1-In-3 Americans Feel Effects Of Inflation At The Grocery Aisle More Than Anywhere Else

Gender and generation reveal differing responses

A recent survey from SophisticatedInvestor.com reveals gender and age related stereotypes affect the perceptions of inflation. Access the full report here.

NEW YORK, May 11, 2022 /PRNewswire/ — A new survey of 2,008 American adults found that nearly 1-in-3 (32.8%) report feeling the effects of inflation on their grocery bill more than anywhere else. Amid generationally high levels of inflation, American families are finding that groceries (32.8%) and gasoline (30.9%) are the two expense items that inflation has impacted the most. The results of a nationally representative survey that found that groceries and gasoline are the household budgetary items hardest hit by inflation.

Previous polling has found that 94% of Americans are upset or concerned about current inflation levels. However, exactly where and how inflation has touched the lives of Americans has scarcely been discussed in comparison.

The nationwide survey, conducted by Sophisticated Investor and published on May 11, 2022, also brings to light that age and gender have a profound impact on how inflation is experienced by Americans.

Women are much more likely than men to claim that their grocery bills have been most impacted compared to men; whereas younger Americans are much more impacted by inflation’s effect on housing than Americans aged 55 or older.

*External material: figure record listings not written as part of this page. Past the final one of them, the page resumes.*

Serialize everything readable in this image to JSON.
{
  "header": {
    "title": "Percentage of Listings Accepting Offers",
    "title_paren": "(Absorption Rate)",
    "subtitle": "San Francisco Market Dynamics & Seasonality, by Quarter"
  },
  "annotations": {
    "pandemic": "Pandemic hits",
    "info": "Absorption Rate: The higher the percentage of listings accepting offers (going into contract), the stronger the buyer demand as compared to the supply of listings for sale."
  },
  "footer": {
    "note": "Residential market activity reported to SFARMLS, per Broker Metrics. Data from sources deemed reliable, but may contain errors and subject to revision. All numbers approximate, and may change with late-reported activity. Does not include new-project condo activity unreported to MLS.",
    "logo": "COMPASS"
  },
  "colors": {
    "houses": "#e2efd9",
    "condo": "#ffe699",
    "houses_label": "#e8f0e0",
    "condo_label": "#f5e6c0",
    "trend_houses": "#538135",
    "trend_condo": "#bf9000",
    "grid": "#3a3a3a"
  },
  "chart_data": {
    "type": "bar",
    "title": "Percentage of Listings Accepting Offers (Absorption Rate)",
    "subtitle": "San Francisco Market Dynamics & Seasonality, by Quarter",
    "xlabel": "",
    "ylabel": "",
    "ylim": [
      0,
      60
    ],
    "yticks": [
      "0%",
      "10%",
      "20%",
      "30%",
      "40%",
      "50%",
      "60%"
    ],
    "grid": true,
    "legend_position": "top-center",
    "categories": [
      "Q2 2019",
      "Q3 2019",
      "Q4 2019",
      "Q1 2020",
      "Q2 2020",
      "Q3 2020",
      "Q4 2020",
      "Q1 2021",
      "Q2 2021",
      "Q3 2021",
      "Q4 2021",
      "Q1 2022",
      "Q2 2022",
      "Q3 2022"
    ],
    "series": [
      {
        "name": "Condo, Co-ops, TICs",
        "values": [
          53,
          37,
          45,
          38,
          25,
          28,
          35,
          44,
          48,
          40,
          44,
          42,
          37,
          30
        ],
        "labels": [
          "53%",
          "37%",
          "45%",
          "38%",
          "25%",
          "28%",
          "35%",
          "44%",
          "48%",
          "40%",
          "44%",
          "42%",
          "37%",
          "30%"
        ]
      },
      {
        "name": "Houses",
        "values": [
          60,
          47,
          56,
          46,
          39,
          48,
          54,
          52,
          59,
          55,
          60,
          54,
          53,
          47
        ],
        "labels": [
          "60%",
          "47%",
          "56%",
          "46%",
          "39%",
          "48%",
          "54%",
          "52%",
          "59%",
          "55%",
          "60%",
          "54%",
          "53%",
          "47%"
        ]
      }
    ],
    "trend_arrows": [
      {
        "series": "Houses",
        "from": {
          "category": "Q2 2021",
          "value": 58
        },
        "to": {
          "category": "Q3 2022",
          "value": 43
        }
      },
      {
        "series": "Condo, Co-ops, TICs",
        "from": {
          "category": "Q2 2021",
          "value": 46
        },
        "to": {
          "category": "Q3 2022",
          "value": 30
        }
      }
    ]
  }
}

Survey Question & Findings

The survey asked a representative, weighted sample of 2,008 American adults aged 25 and over the following question:

“Where’s inflation hitting you the most?”

  • The results found that, for all demographic groups, either groceries or gasoline are the budgetary items that have Americans reeling the most from inflation.
  • Women found that their grocery bills were hardest hit (38.2%), whereas men found that the gas pump was where inflation was felt the most (32.8%).
  • Older Americans aged 45 or older found that groceries have been most impacted by inflation (36.5%). Compared to retirement-aged respondents (65+), younger Americans aged 25 to 34 were 213% more likely to find that inflation has impacted housing costs more than anything else.

Discussion

The survey was designed and published by SophisticatedInvestor.com, a free personal finance newsletter and education website. Responses were gathered from a nationally-representative sample, spanning all 50 U.S. states, over a 3-day period between May 6th and May 8th, 2022, and were published on May 11th.

Financial writer Liam Hunt, one of the study authors, commented on the significance of the findings:

“This new survey sheds light on the fact that everyone is experiencing the negative effects of inflation differently, with one’s gender and age having a profound impact on their lived experience of today’s inflationary environment. Sexist stereotypes and gender roles have certainly impacted how men and women experience inflation, with women being disproportionately impacted at grocery store checkouts and men more so at the gas pump.

Furthermore, age-related differences abound in terms of inflation’s impact on housing. Millennials aged 25 to 34 were over twice as likely to claim that housing was most impacted by inflation when compared to retirement-aged individuals. This points to the barriers that young people experience in finding affordable housing, and that a generation divide separates how the young and old experience inflation.”